I am on my first of many, many trains. For the time being, this means my stomach has stopped going all flipped. I have my passport. I have a lot of chocolate (host gifts). I have what I think is probably just enough money in the bank.
I suspect I have too much stuff, but I also have a bag that is bigger than it looks, Mary Poppins style. There was a plan to do a big post on packing and how I conquered it, but I don’t feel I actually conquered anything – just barely managed more like. Perhaps once I’ve been away a few weeks I’ll hit my stride with being master of my luggage. For now I just hope I put everything in sensible places.

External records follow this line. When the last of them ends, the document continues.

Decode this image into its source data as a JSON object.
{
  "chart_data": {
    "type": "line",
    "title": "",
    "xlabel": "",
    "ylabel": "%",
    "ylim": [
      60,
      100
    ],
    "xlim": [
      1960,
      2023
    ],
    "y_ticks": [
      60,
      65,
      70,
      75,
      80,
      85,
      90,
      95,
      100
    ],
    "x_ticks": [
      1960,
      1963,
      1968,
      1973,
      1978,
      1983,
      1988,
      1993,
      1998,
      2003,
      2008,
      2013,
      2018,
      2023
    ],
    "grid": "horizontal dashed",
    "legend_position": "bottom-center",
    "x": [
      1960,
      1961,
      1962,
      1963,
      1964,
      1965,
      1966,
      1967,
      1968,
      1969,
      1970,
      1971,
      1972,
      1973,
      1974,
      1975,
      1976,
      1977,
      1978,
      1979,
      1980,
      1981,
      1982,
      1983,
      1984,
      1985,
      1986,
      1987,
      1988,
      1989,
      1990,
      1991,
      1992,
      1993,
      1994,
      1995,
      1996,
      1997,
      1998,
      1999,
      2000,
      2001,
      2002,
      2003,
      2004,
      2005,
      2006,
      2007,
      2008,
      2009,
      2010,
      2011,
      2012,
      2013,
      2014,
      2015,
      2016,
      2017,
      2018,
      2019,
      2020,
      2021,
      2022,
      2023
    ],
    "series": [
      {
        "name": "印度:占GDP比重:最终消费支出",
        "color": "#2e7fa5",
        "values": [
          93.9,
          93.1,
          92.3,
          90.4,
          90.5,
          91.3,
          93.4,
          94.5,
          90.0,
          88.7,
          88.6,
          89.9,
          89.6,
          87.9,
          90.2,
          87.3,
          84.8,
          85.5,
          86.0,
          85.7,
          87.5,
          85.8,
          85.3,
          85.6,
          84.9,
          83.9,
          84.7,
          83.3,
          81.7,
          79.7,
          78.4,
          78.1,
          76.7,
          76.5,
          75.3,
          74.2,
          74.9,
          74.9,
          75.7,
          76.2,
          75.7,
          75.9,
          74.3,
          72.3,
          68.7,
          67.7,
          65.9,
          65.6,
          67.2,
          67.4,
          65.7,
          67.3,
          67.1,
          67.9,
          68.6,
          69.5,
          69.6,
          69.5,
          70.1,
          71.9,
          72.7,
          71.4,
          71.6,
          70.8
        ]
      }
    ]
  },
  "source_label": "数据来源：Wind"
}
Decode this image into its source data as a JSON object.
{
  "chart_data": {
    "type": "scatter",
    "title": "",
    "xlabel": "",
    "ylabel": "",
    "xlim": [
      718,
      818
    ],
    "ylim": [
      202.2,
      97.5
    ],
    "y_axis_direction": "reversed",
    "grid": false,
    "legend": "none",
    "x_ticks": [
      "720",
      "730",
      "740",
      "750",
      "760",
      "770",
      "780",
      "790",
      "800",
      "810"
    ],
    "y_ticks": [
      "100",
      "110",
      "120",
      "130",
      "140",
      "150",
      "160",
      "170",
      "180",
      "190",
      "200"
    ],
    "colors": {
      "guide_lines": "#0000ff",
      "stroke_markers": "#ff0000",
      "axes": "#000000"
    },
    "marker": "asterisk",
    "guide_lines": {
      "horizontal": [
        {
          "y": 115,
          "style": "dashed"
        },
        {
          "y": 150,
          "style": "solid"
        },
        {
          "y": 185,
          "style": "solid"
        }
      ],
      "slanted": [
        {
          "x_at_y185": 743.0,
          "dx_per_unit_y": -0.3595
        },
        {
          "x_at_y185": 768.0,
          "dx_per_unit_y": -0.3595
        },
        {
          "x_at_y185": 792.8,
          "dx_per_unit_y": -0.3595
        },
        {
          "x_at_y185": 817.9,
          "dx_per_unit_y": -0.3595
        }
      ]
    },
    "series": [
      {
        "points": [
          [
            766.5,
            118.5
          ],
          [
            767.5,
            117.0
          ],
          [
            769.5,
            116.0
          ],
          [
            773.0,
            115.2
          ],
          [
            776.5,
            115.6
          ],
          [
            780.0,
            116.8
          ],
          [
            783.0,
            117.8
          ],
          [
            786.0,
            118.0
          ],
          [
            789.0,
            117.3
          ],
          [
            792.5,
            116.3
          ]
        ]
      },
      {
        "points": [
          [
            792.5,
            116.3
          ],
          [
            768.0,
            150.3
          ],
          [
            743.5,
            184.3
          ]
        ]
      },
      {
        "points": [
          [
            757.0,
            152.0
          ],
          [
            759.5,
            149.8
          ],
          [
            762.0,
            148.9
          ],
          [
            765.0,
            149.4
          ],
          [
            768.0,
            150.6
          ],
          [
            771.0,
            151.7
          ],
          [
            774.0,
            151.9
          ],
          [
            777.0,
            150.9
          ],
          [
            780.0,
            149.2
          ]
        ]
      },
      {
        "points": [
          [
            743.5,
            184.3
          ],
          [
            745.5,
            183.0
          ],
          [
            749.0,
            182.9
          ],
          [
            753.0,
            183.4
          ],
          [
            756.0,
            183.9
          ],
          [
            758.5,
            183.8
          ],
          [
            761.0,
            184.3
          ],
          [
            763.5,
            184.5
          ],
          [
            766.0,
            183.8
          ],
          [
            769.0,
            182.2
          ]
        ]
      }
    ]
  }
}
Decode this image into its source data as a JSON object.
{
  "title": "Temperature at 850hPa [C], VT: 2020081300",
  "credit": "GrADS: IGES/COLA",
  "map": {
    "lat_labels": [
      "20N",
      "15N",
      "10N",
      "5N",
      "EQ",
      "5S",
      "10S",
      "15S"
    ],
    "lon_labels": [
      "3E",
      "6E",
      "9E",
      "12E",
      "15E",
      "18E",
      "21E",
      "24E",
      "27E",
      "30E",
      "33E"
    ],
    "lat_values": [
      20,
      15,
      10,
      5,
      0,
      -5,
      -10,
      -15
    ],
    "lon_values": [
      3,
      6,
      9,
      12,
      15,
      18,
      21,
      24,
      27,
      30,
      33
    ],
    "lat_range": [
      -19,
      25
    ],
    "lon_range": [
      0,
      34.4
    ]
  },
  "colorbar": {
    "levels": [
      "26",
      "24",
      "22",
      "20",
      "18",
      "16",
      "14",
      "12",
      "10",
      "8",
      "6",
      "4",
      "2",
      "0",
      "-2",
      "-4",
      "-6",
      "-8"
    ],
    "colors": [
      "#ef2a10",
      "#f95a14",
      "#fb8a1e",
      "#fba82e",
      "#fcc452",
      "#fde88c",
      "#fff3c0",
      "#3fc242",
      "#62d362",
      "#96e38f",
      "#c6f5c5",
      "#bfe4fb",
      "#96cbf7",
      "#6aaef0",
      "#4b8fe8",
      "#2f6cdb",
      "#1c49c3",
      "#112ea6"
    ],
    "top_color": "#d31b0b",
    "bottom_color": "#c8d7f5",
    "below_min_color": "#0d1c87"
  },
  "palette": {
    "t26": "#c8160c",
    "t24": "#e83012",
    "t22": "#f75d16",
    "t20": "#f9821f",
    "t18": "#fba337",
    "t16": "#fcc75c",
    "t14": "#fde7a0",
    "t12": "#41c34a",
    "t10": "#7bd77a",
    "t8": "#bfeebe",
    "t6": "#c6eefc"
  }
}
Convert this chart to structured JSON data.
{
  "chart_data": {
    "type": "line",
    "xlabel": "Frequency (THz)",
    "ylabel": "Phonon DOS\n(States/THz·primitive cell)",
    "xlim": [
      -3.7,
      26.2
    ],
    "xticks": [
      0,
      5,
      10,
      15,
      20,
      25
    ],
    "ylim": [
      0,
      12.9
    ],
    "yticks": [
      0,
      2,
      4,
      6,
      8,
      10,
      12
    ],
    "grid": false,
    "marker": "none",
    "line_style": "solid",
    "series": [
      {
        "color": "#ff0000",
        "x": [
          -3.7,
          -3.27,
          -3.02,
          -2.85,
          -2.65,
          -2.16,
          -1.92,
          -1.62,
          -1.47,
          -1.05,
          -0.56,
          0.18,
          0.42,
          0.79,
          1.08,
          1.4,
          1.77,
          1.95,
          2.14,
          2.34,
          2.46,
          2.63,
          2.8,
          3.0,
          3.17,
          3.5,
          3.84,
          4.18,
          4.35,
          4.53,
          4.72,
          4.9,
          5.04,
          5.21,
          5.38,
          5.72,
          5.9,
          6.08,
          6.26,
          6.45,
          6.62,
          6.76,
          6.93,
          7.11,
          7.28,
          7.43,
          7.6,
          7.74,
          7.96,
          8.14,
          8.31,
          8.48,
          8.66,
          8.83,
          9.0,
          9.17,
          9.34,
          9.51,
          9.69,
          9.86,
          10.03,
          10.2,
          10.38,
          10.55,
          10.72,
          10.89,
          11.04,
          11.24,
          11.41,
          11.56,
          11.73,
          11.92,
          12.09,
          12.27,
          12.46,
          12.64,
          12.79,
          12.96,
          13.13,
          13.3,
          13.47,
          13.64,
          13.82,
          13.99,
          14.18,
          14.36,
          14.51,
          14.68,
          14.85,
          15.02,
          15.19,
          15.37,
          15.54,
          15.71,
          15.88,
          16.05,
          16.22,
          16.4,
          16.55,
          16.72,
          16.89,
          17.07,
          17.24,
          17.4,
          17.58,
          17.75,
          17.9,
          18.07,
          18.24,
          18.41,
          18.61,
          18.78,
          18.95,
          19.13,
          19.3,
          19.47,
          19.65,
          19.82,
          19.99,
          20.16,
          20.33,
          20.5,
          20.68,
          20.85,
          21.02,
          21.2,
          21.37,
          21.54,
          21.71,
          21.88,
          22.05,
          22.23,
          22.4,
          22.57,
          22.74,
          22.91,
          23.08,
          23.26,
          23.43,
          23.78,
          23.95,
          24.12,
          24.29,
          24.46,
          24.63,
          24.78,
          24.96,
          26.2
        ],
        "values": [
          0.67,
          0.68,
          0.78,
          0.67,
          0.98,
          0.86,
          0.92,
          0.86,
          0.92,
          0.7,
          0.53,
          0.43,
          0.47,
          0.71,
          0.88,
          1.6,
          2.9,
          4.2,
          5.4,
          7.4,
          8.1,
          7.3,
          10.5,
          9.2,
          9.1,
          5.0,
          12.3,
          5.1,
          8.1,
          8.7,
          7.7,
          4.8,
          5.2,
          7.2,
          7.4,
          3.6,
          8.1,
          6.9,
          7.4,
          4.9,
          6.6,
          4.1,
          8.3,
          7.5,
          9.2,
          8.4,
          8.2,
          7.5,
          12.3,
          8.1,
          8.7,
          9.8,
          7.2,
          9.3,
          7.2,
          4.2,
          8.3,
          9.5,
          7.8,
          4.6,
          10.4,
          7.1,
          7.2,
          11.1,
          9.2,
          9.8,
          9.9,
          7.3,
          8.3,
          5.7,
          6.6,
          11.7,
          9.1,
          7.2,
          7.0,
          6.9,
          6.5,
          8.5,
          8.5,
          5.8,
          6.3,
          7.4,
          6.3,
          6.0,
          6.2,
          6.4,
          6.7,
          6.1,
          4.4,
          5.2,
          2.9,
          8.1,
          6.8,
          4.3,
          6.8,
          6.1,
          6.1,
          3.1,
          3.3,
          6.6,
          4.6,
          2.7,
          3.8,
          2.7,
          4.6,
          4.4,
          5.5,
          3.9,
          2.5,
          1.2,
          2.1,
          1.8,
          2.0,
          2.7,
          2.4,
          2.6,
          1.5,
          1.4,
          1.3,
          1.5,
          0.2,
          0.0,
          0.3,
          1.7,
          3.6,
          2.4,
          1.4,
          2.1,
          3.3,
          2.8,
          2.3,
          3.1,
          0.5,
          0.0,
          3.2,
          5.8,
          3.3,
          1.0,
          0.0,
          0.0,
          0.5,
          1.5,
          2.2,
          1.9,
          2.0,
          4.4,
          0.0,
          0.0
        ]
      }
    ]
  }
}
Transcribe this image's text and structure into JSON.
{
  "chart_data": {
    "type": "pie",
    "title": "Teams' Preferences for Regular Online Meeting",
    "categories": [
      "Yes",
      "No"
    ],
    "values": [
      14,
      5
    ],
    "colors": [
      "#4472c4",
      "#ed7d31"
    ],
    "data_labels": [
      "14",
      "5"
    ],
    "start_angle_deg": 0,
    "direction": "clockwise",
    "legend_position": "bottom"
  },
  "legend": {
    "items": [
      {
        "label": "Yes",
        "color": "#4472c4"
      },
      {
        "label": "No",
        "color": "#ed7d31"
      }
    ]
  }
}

I’ve loaded my Kindle up with stuff, which I’m quite excited about. And in my first hour on the train I got through the third quarter of a book I started reading IN THE SUMMER. I’ve not had that kind of idle time since then. I am perhaps disproportionately excited about this.
Here’s what’s in store so far:
- Musicophilia: Tales of Music and the Brain – Oliver Sacks
- Into Thin Air: A Personal Account of the Everest Disaster – Jon Krakauer
- The Once and Future King – T.H. White
- Sunset Song (A Scots Quair) – Lewis Grassic Gibbon
- Natural Born Heroes: The Lost Secrets of Strength and Endurance – Christopher McDougall
- Midnight in Siberia: A Train Journey into the Heart of Russia – David Greene
The book I’m finishing is Trumpet by Jackie Kay, and I also have War and Peace and The Hitchhiker’s Guide to the Galaxy, because of course I do.
Edinburgh has gone mild on the weather for the past few days, which has provided a good few late-night walks home, Arthur’s Seat and the Crags silhouetted against the clear, nearly-full-moon-lit sky. I’ve eaten and drank in the best pubs in the city. I’ve danced with all my friends. I’ve had lots of cake. Mim has already won future flatmate of the century by rescuing me with a functioning washing machine two days before I left. Kristina bought me the most stylin’ wooden Scandinavian travel mug in the city. I had a good cuddle with a puppy before leaving the keys on the table.
There is nothing here to stay away from. It’s much easier to leave when you have all of that to come home to.
But just to give me a little shove on my way, once I got to Waverley, the heavens opened up and dumped all the water they could find. I narrowly escaped a soaking, but being in the station was like going through a car wash in a car with a very high, zigzagged sunroof.
I suspect that’s Edinburgh being all ‘I’ll bust out the good stuff when you come home, now eat your overpriced M&S salad and git outta here.’
So I’m on my way. I ate my overpriced salad and then enjoyed an equally overpriced cup of train tea while watching England roll by in the low winter sun. Then I FINISHED that book.
I did try to post this from the train, but I’d like to point out that Virgin Trains were offering fully free WiFi in standard class today. For the ridiculous reason that it’s Black Friday, which has been adopted by the UK for, I don’t know, Capitalism. I have so many issues with this, including the fact that the WiFi basically was not working because I assume it wasn’t prepared to handle everyone using it for free. Whatever. At the very least, we could officially get in on Thanksgiving if they’re going to foist made-up American shopping holidays on us.
In any case, I can survive without interweb connections and resolved to upload later. I arrived at Kings Cross at 5 and it was already dark and a bit misty from the humidity of the rain outside. I walked nearly the full length of the platform since my carriage was at the back, which I kind of love because it gives me more time to think about Harry Potter, which I always do when I come in to Kings Cross.
In the books, the station is a sort of arena for transition and major decisions, which isn’t anything profound, but I do always think about it when I arrive or depart there. It certainly seemed even more appropriate today than it normally does.